I’ve written several times about Jim Schrager who opened my eyes to the difference between strategy and hope at the University of Chicago.
Jim is one of the world’s leading thinkers on why businesses succeed. His resume as a practitioner, teacher and thought leader speaks for itself. I’m proud to call him a mentor and a friend.
Jim reads this blog regularly and wrote a follow up to my Steve Jobs post from last week. As with all great teachers, he answers some questions while raising new ones.
Does Apple Need Jobs?
The stock market had a case of the nerves with the announcement that Steve Jobs was stepping aside again for awhile. As we all know, the market can be at times a rational arbiter of things to come, or an utterly random marker. Which is it this time?
A change of leadership poses a risk for all organizations. Some make the transition well, others less so. Strategy is a powerful tool the best CEOs use to think about the future. Within some boundaries, strategy allows us to process the news streams of the day and select what matters as we think about tomorrow. One of those boundaries describes what decision researchers call the “task environment. ”That’s a fancy way of categorizing different situations based on the affect people have on it. Strategy can explain many things in the business world, such as the rise of Toyota, the fall of K-Mart, and the reason why Fortune Brands is changing its portfolio of products.
But when we have a “fashion” business, strategy is much less useful.

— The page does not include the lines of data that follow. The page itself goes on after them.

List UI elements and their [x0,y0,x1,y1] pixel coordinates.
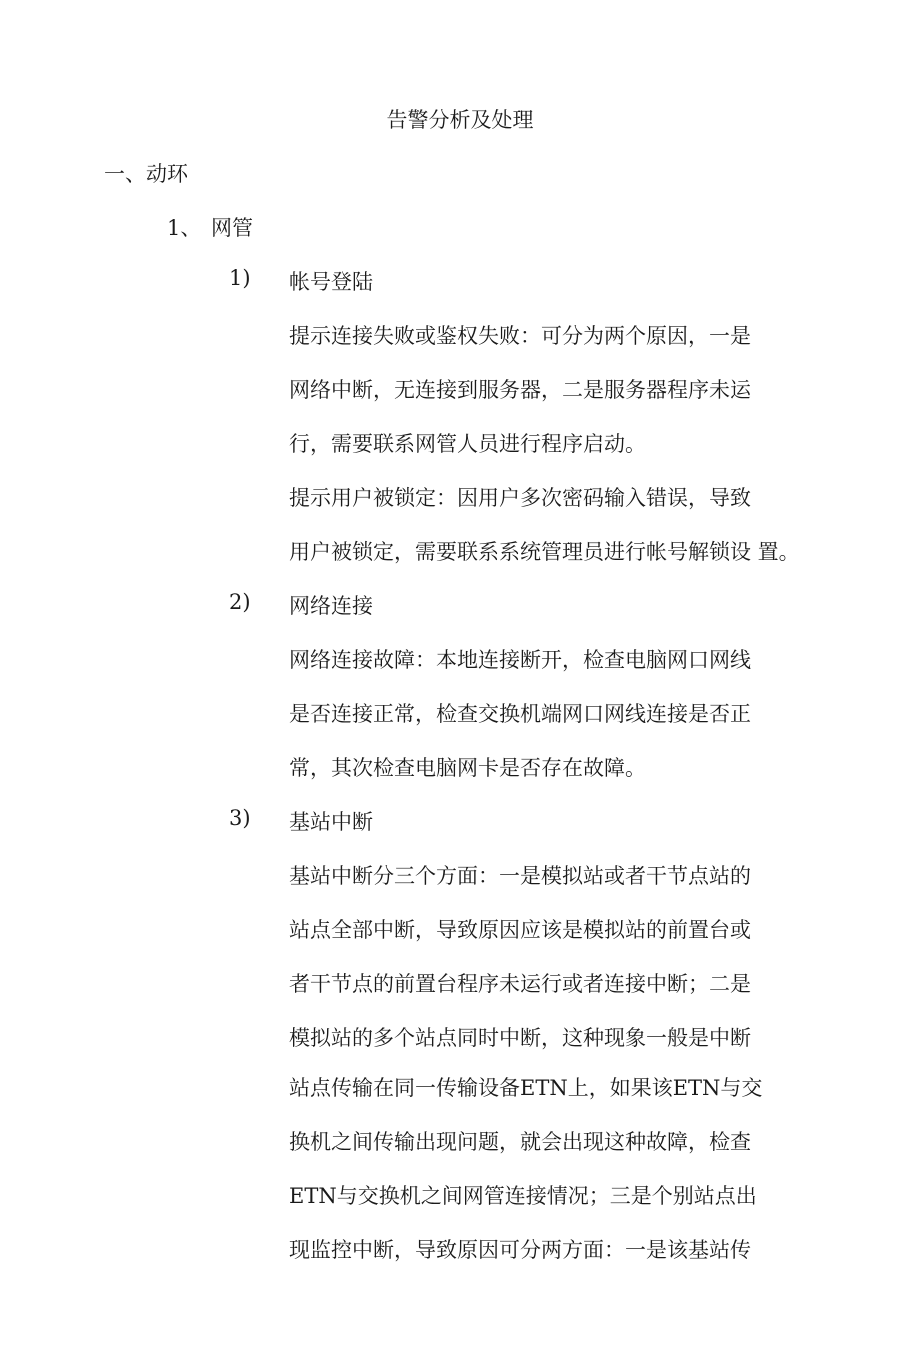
paragraph-line: 网络连接故障：本地连接断开，检查电脑网口网线 [289,648,751,672]
paragraph-line: 提示用户被锁定：因用户多次密码输入错误，导致 [289,486,751,510]
item-label: 网络连接 [289,594,373,618]
paragraph-line: 模拟站的多个站点同时中断，这种现象一般是中断 [289,1026,751,1050]
paragraph-line: 换机之间传输出现问题，就会出现这种故障，检查 [289,1130,751,1154]
item-number: 2) [229,590,251,614]
paragraph-line: 是否连接正常，检查交换机端网口网线连接是否正 [289,702,751,726]
paragraph-line: 行，需要联系网管人员进行程序启动。 [289,432,646,456]
paragraph-line: 者干节点的前置台程序未运行或者连接中断；二是 [289,972,751,996]
document-title: 告警分析及处理 [386,108,534,132]
item-label: 帐号登陆 [289,270,373,294]
paragraph-line: 基站中断分三个方面：一是模拟站或者干节点站的 [289,864,751,888]
subsection-label: 网管 [211,216,253,240]
paragraph-line: 提示连接失败或鉴权失败：可分为两个原因，一是 [289,324,751,348]
section-heading: 一、动环 [104,162,188,186]
subsection-number: 1、 [167,216,202,240]
paragraph-line: 站点全部中断，导致原因应该是模拟站的前置台或 [289,918,751,942]
paragraph-line: ETN与交换机之间网管连接情况；三是个别站点出 [289,1184,757,1208]
item-label: 基站中断 [289,810,373,834]
item-number: 3) [229,806,251,830]
paragraph-line: 网络中断，无连接到服务器，二是服务器程序未运 [289,378,751,402]
paragraph-line: 站点传输在同一传输设备ETN上，如果该ETN与交 [289,1076,763,1100]
paragraph-line: 用户被锁定，需要联系系统管理员进行帐号解锁设 置。 [289,540,800,564]
item-number: 1) [229,266,251,290]
paragraph-line: 常，其次检查电脑网卡是否存在故障。 [289,756,646,780]
paragraph-line: 现监控中断，导致原因可分两方面：一是该基站传 [289,1238,751,1262]
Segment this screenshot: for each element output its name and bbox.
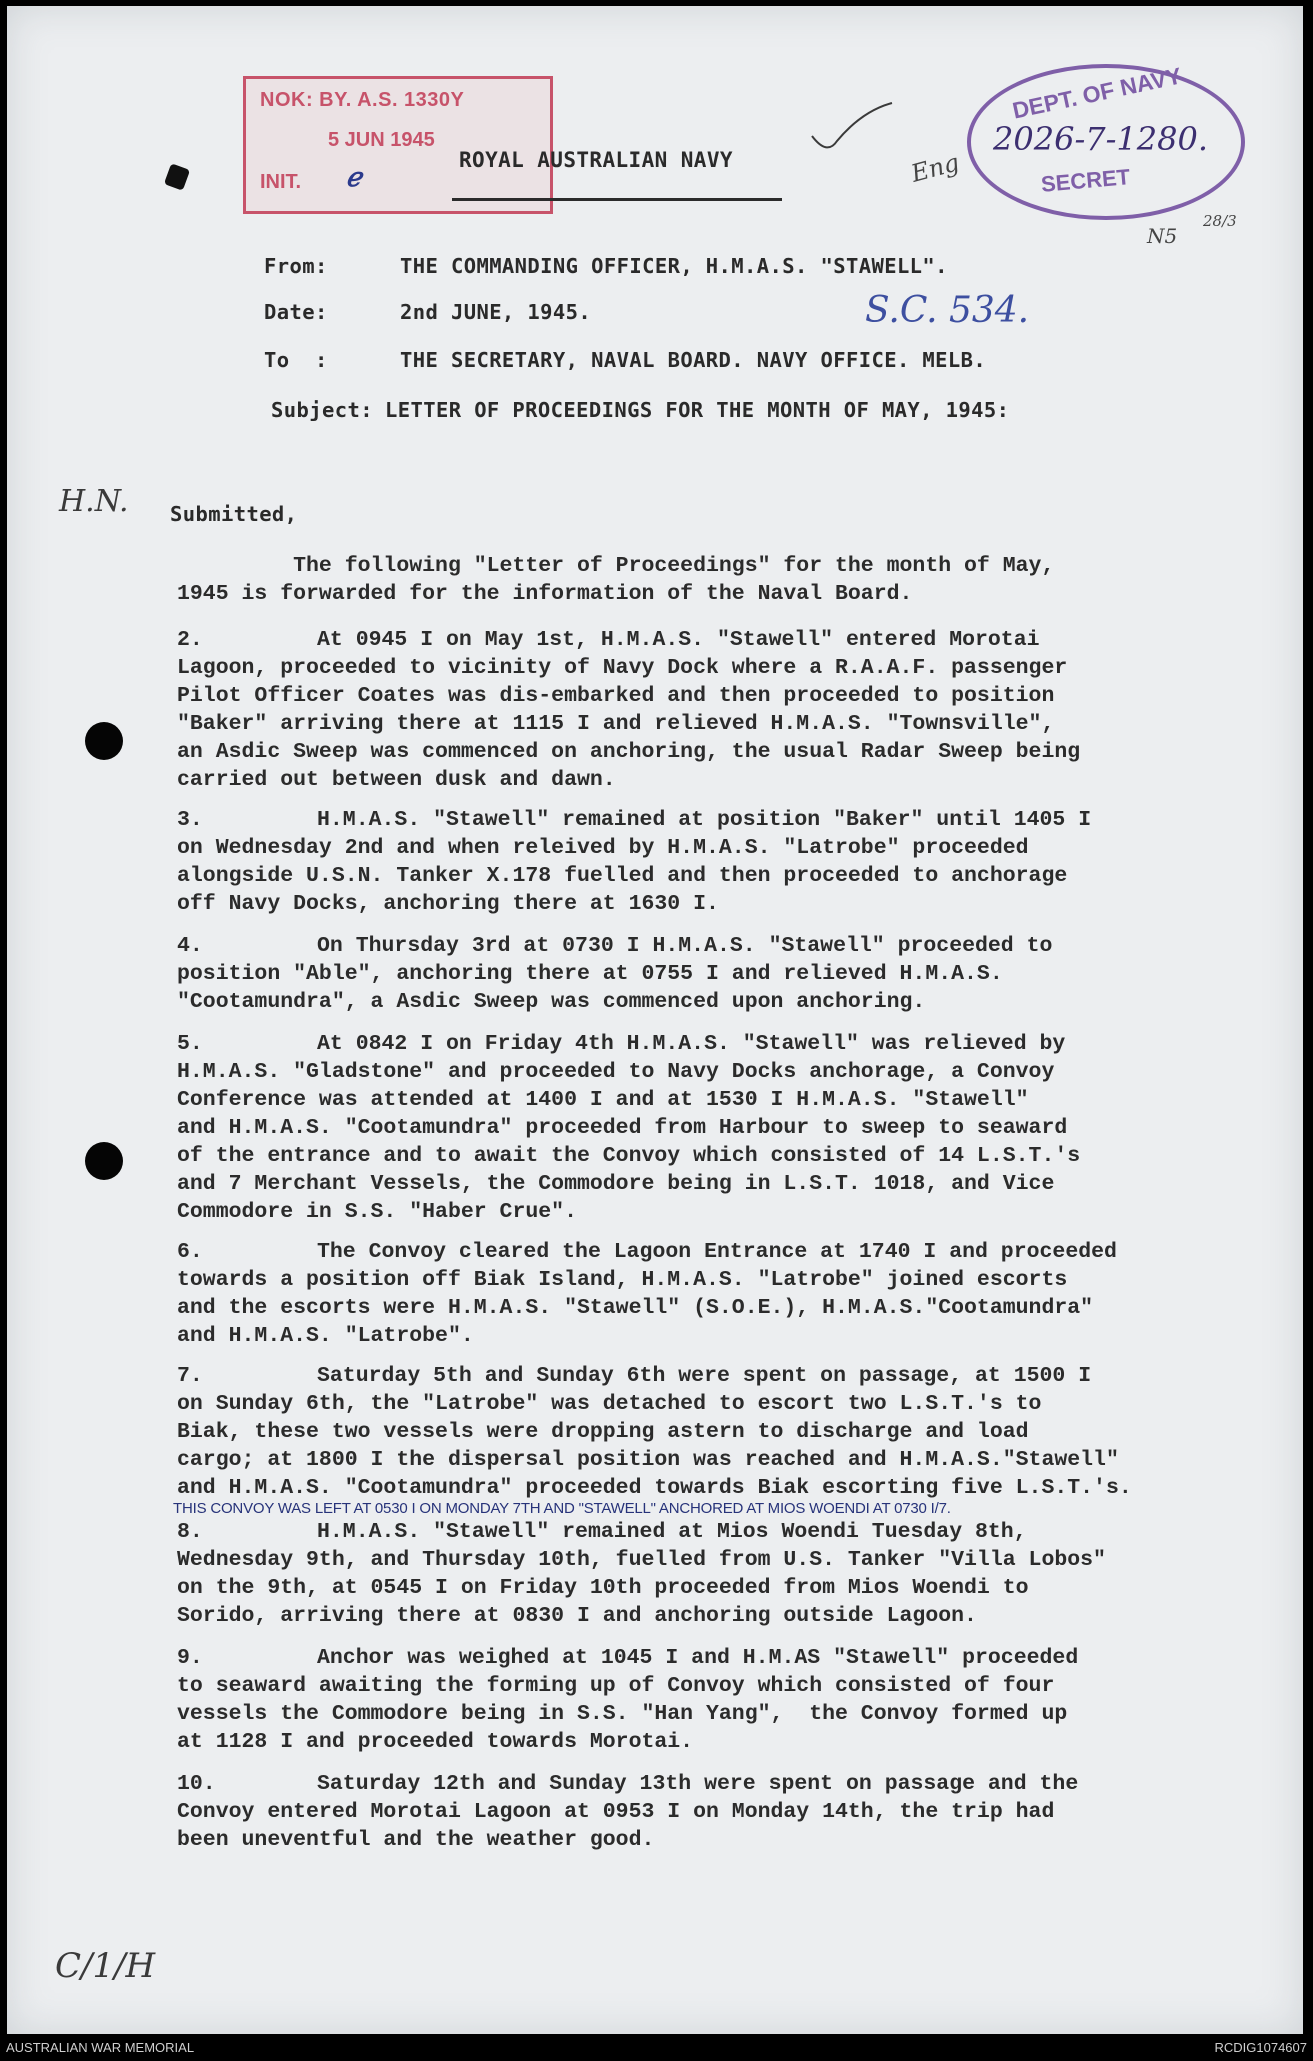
- paragraph-4: [177, 932, 1247, 1016]
- para-line: Biak, these two vessels were dropping astern to discharge and load: [177, 1420, 1029, 1444]
- document-title: ROYAL AUSTRALIAN NAVY: [459, 148, 733, 172]
- para-line: Saturday 12th and Sunday 13th were spent on passage and the: [317, 1772, 1079, 1796]
- footer-right: RCDIG1074607: [1214, 2040, 1307, 2055]
- para-line: H.M.A.S. "Gladstone" and proceeded to Navy Docks anchorage, a Convoy: [177, 1060, 1055, 1084]
- paragraph-5: [177, 1030, 1247, 1226]
- dept-navy-stamp-top: DEPT. OF NAVY: [1010, 62, 1184, 124]
- received-stamp: [243, 76, 553, 214]
- handwritten-eng: Eng: [908, 148, 963, 188]
- paragraph-7: [177, 1362, 1247, 1502]
- from-value: THE COMMANDING OFFICER, H.M.A.S. "STAWELL".: [400, 254, 948, 278]
- handwritten-convoy-note: THIS CONVOY WAS LEFT AT 0530 I ON MONDAY 7TH AND "STAWELL" ANCHORED AT MIOS WOENDI AT 0730 I/7.: [173, 1500, 951, 1517]
- paragraph-9: [177, 1644, 1247, 1756]
- para-line: H.M.A.S. "Stawell" remained at Mios Woendi Tuesday 8th,: [317, 1520, 1027, 1544]
- staple-mark: [164, 163, 190, 191]
- para-line: Lagoon, proceeded to vicinity of Navy Dock where a R.A.A.F. passenger: [177, 656, 1068, 680]
- handwritten-hn: H.N.: [59, 484, 129, 519]
- para-line: at 1128 I and proceeded towards Morotai.: [177, 1730, 694, 1754]
- para-line: Sorido, arriving there at 0830 I and anchoring outside Lagoon.: [177, 1604, 977, 1628]
- handwritten-sc-number: S.C. 534.: [865, 290, 1030, 331]
- handwritten-ns-fraction: 28/3: [1203, 212, 1237, 230]
- dept-navy-stamp-number: 2026-7-1280.: [993, 120, 1209, 158]
- received-stamp-line1: NOK: BY. A.S. 1330Y: [260, 89, 465, 111]
- para-line: position "Able", anchoring there at 0755 I and relieved H.M.A.S.: [177, 962, 1003, 986]
- paragraph-number: 10.: [177, 1772, 216, 1796]
- para-line: Saturday 5th and Sunday 6th were spent on passage, at 1500 I: [317, 1364, 1092, 1388]
- paragraph-number: 3.: [177, 808, 203, 832]
- para-line: 1945 is forwarded for the information of the Naval Board.: [177, 582, 913, 606]
- para-line: towards a position off Biak Island, H.M.A.S. "Latrobe" joined escorts: [177, 1268, 1068, 1292]
- para-line: At 0842 I on Friday 4th H.M.A.S. "Stawell" was relieved by: [317, 1032, 1066, 1056]
- paragraph-number: 8.: [177, 1520, 203, 1544]
- para-line: "Cootamundra", a Asdic Sweep was commenced upon anchoring.: [177, 990, 926, 1014]
- handwritten-ns: N5: [1147, 224, 1178, 248]
- document-page: [7, 6, 1303, 2034]
- to-label: To :: [264, 348, 328, 372]
- para-line: and H.M.A.S. "Cootamundra" proceeded from Harbour to sweep to seaward: [177, 1116, 1068, 1140]
- para-line: and the escorts were H.M.A.S. "Stawell" (S.O.E.), H.M.A.S."Cootamundra": [177, 1296, 1094, 1320]
- para-line: off Navy Docks, anchoring there at 1630 I.: [177, 892, 719, 916]
- para-line: cargo; at 1800 I the dispersal position was reached and H.M.A.S."Stawell": [177, 1448, 1119, 1472]
- punch-hole-top: [85, 722, 123, 760]
- para-line: The following "Letter of Proceedings" for the month of May,: [177, 554, 1055, 578]
- paragraph-number: 7.: [177, 1364, 203, 1388]
- para-line: an Asdic Sweep was commenced on anchoring, the usual Radar Sweep being: [177, 740, 1081, 764]
- subject-label: Subject:: [271, 398, 373, 422]
- para-line: carried out between dusk and dawn.: [177, 768, 616, 792]
- received-stamp-init: INIT.: [260, 171, 302, 193]
- from-label: From:: [264, 254, 328, 278]
- received-stamp-date: 5 JUN 1945: [328, 129, 435, 151]
- para-line: At 0945 I on May 1st, H.M.A.S. "Stawell" entered Morotai: [317, 628, 1040, 652]
- para-line: alongside U.S.N. Tanker X.178 fuelled and then proceeded to anchorage: [177, 864, 1068, 888]
- para-line: on Wednesday 2nd and when releived by H.M.A.S. "Latrobe" proceeded: [177, 836, 1029, 860]
- paragraph-10: [177, 1770, 1247, 1854]
- punch-hole-bottom: [85, 1142, 123, 1180]
- para-line: and H.M.A.S. "Cootamundra" proceeded towards Biak escorting five L.S.T.'s.: [177, 1476, 1132, 1500]
- to-value: THE SECRETARY, NAVAL BOARD. NAVY OFFICE. MELB.: [400, 348, 987, 372]
- para-line: of the entrance and to await the Convoy which consisted of 14 L.S.T.'s: [177, 1144, 1081, 1168]
- para-line: been uneventful and the weather good.: [177, 1828, 655, 1852]
- paragraph-1: [177, 552, 1247, 608]
- para-line: Anchor was weighed at 1045 I and H.M.AS "Stawell" proceeded: [317, 1646, 1079, 1670]
- paragraph-number: 4.: [177, 934, 203, 958]
- para-line: "Baker" arriving there at 1115 I and relieved H.M.A.S. "Townsville",: [177, 712, 1055, 736]
- date-label: Date:: [264, 300, 328, 324]
- para-line: on the 9th, at 0545 I on Friday 10th proceeded from Mios Woendi to: [177, 1576, 1029, 1600]
- paragraph-2: [177, 626, 1247, 794]
- para-line: On Thursday 3rd at 0730 I H.M.A.S. "Stawell" proceeded to: [317, 934, 1053, 958]
- paragraph-number: 6.: [177, 1240, 203, 1264]
- para-line: Commodore in S.S. "Haber Crue".: [177, 1200, 577, 1224]
- handwritten-bottom-mark: C/1/H: [55, 1946, 156, 1986]
- paragraph-8: [177, 1518, 1247, 1630]
- subject-value: LETTER OF PROCEEDINGS FOR THE MONTH OF MAY, 1945:: [385, 398, 1010, 422]
- para-line: Wednesday 9th, and Thursday 10th, fuelled from U.S. Tanker "Villa Lobos": [177, 1548, 1106, 1572]
- title-underline: [452, 198, 782, 201]
- dept-navy-stamp-bottom: SECRET: [1040, 164, 1132, 197]
- date-value: 2nd JUNE, 1945.: [400, 300, 592, 324]
- paragraph-number: 2.: [177, 628, 203, 652]
- para-line: The Convoy cleared the Lagoon Entrance at 1740 I and proceeded: [317, 1240, 1117, 1264]
- para-line: Convoy entered Morotai Lagoon at 0953 I on Monday 14th, the trip had: [177, 1800, 1055, 1824]
- paragraph-number: 5.: [177, 1032, 203, 1056]
- para-line: Pilot Officer Coates was dis-embarked and then proceeded to position: [177, 684, 1055, 708]
- footer-left: AUSTRALIAN WAR MEMORIAL: [6, 2040, 195, 2055]
- dept-navy-stamp: [967, 64, 1245, 220]
- submitted-label: Submitted,: [170, 502, 298, 526]
- para-line: H.M.A.S. "Stawell" remained at position "Baker" until 1405 I: [317, 808, 1092, 832]
- para-line: to seaward awaiting the forming up of Convoy which consisted of four: [177, 1674, 1055, 1698]
- para-line: and H.M.A.S. "Latrobe".: [177, 1324, 474, 1348]
- para-line: Conference was attended at 1400 I and at 1530 I H.M.A.S. "Stawell": [177, 1088, 1029, 1112]
- paragraph-6: [177, 1238, 1247, 1350]
- received-stamp-initials: ℯ: [346, 163, 362, 193]
- para-line: and 7 Merchant Vessels, the Commodore being in L.S.T. 1018, and Vice: [177, 1172, 1055, 1196]
- paragraph-3: [177, 806, 1247, 918]
- paragraph-number: 9.: [177, 1646, 203, 1670]
- check-mark-icon: [807, 101, 897, 161]
- para-line: vessels the Commodore being in S.S. "Han Yang", the Convoy formed up: [177, 1702, 1068, 1726]
- para-line: on Sunday 6th, the "Latrobe" was detached to escort two L.S.T.'s to: [177, 1392, 1042, 1416]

Steve Jobs is one of the very few people with the skills required to prosper in the “technology fashion" business. Like apparel, his business is very creative, and as we note over many decades, success in fashion is very hard to predict. The folks who can run a business like this are rare, their talents cannot be easily transferred, and when they leave, in almost every instance, the company struggles.
Other fashion business examples beyond apparel include movies, books, TV, and radio. CEO succession in these businesses poses a special risk.
The reason we watch the leaders of these businesses in a special way is because we know that strategy, used so well in other environments to find the best path forward, won't work in a fashion business. Jobs has had a series of great tech hits, that’s the mark of CEOs who master this tough challenge. That he has no one else ready to take over is common, because those who can do this are exceptionally uncommon.
Try and find a fashion business that made a smooth transition between leaders, and you won’t find many. Most don't make a transition at all, and simply glide along without the power of new hits until they crash.
Strategy doesn't work here, and we simply must be humble about that. The stock market is right to know there isn't another Steve Jobs ready to take the controls.
There isn't another Ralph Lifshitz either.
When either of these fashion leaders leaves the stage, it’s fair to expect big changes ahead for their companies.